Thiago Maxwell.My father.
The man who’d left a six-year-old girl alone, who’d disappeared into nothing, who’d become a ghost story I told myself on the worst nights in Hudson’s apartment.
“How did you find me?” My voice was steady despite my emotions.
“I’ve been searching for years.”
His eyes welled with tears. They tracked down the lines of his face, catching in the grooves beside his mouth, and with his raw emotions.
“I tried to raise you but your mother’s death really broke me. As you grow up, I couldn’t cope anymore so I ran when I should have stayed.” He reached for my hand. “I thought you’d be better off without me. I’m so sorry, Mira.”
I didn’t take his hand. My fingers tightened around the coffee mug instead, the ceramic warm against my palm, an anchor.
“You left me in foster care,” I said. “And never tried to contact me.”
“I know.” The tears fell. “I know what I did. There’s no excuse. I was selfish. I destroyed the relationship with the only family I had left.”
His voice cracked on the word family, and the sound hit me in a place I’d spent two decades trying to protect. “I don’t expect forgiveness. I just... I needed to see you. To know you’re alive.”
Through the bond, I felt them. Lucian’s suspicion, calculating behind his calm. Solomon’s unease running deeper and Percival’s protectiveness, a warm wall at my back.
None of them trusted this man.
But beneath their suspicion, buried under years of scar tissue and survival instincts, a six-year-old girl inside me was pressing her face against a window, watching the driveway, waiting for a car that never came back.

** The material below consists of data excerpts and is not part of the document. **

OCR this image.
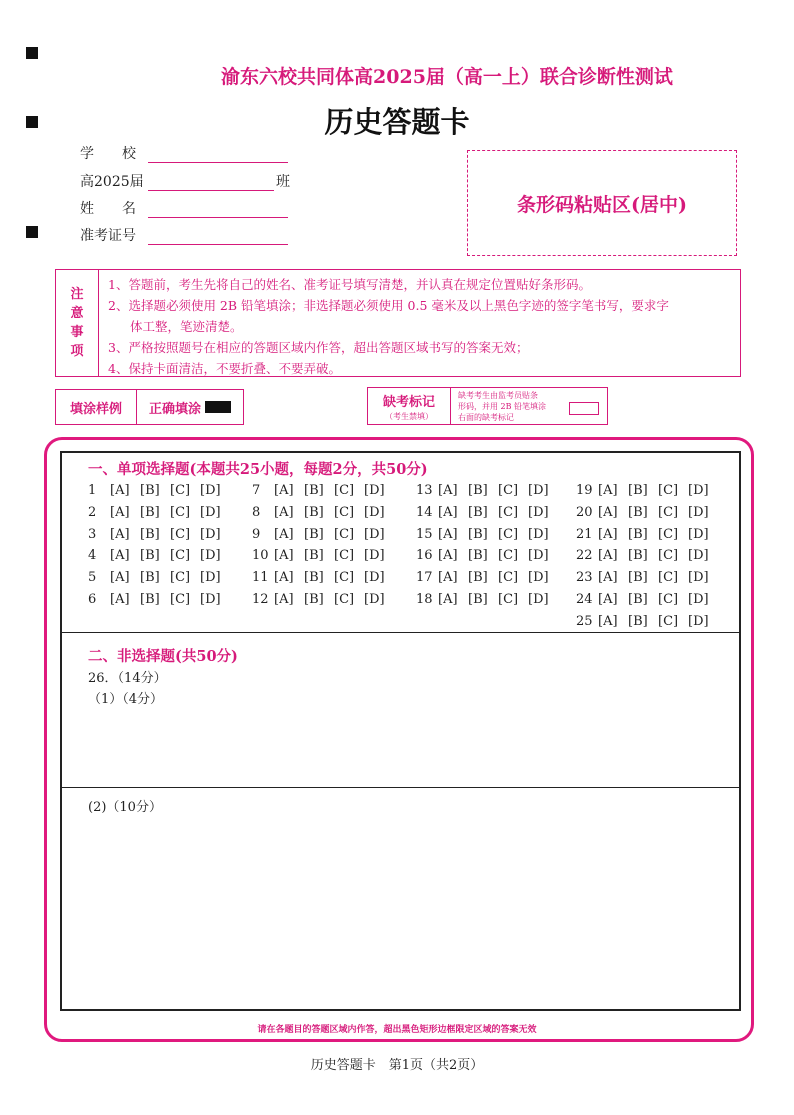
渝东六校共同体高2025届（高一上）联合诊断性测试
历史答题卡
学　　校
高2025届	班
姓　　名
准考证号
条形码粘贴区(居中)
注
意
事
项
1、答题前，考生先将自己的姓名、准考证号填写清楚，并认真在规定位置贴好条形码。
2、选择题必须使用 2B 铅笔填涂；非选择题必须使用 0.5 毫米及以上黑色字迹的签字笔书写，要求字
体工整，笔迹清楚。
3、严格按照题号在相应的答题区域内作答，超出答题区域书写的答案无效；
4、保持卡面清洁，不要折叠、不要弄破。
填涂样例	正确填涂	缺考标记
（考生禁填）
缺考考生由监考员贴条
形码，并用 2B 铅笔填涂
右面的缺考标记
一、单项选择题(本题共25小题，每题2分，共50分)
1 [A] [B] [C] [D]
2 [A] [B] [C] [D]
3 [A] [B] [C] [D]
4 [A] [B] [C] [D]
5 [A] [B] [C] [D]
6 [A] [B] [C] [D]
7 [A] [B] [C] [D]
8 [A] [B] [C] [D]
9 [A] [B] [C] [D]
10 [A] [B] [C] [D]
11 [A] [B] [C] [D]
12 [A] [B] [C] [D]
13 [A] [B] [C] [D]
14 [A] [B] [C] [D]
15 [A] [B] [C] [D]
16 [A] [B] [C] [D]
17 [A] [B] [C] [D]
18 [A] [B] [C] [D]
19 [A] [B] [C] [D]
20 [A] [B] [C] [D]
21 [A] [B] [C] [D]
22 [A] [B] [C] [D]
23 [A] [B] [C] [D]
24 [A] [B] [C] [D]
25 [A] [B] [C] [D]
二、非选择题(共50分)
26．（14分）
（1）（4分）
(2)（10分）
请在各题目的答题区域内作答，超出黑色矩形边框限定区域的答案无效
历史答题卡　第1页（共2页）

“How did you know this cabin?” Solomon’s voice from behind me. A question that sounded polite but carried the weight of an interrogation.
Thiago turned to him. “I heard in town that Mira was connected to some firefighters. The Valdris brothers.” His expression was unguarded. “People know you live somewhere in the woods off the main road, but nobody had a specific address. I drove the back roads for two days until I found the right turnoff.”
Solomon’s jaw tightened by a fraction.
“You didn’t answer how you found the town,” Solomon said.
“Private investigator.” Thiago’s hands spread, palms up. “I’ve hired three over the years. The latest one tracked Mira’s records to Ashvale six months ago. It took me until now to work up the courage to come.”
The explanation was reasonable and logical.
I looked at them. Through the bond, their feelings were a chorus of warning. But their faces held the same expression:this is your choice. We won’t make it for you.
“Fine,” I said. “I’d hear you out. Maybe… maybe try to get to know each other but only for one week. I’ll only allow you a week in my life and decide if I want to reconnect with you after all these years.”
Thiago’s smile was warm, grateful.
“Thank you,” he said. “That’s more than I deserve.”
***
The afternoon that followed was the most bizarre social experiment I’d ever participated in.
If someone had pitched this scenario to me six months ago, I would have assumed they were either drunk or writing the most unhinged fanfiction in existence.
Lucian sat in the armchair with the posture of a king receiving a foreign dignitary he suspected of treason.
“And what is your profession, Mr. Maxwell?”
“Please, call me Thiago. I’m in consulting. Private sector.”
“Consulting.” Lucian repeated the word. “How versatile.”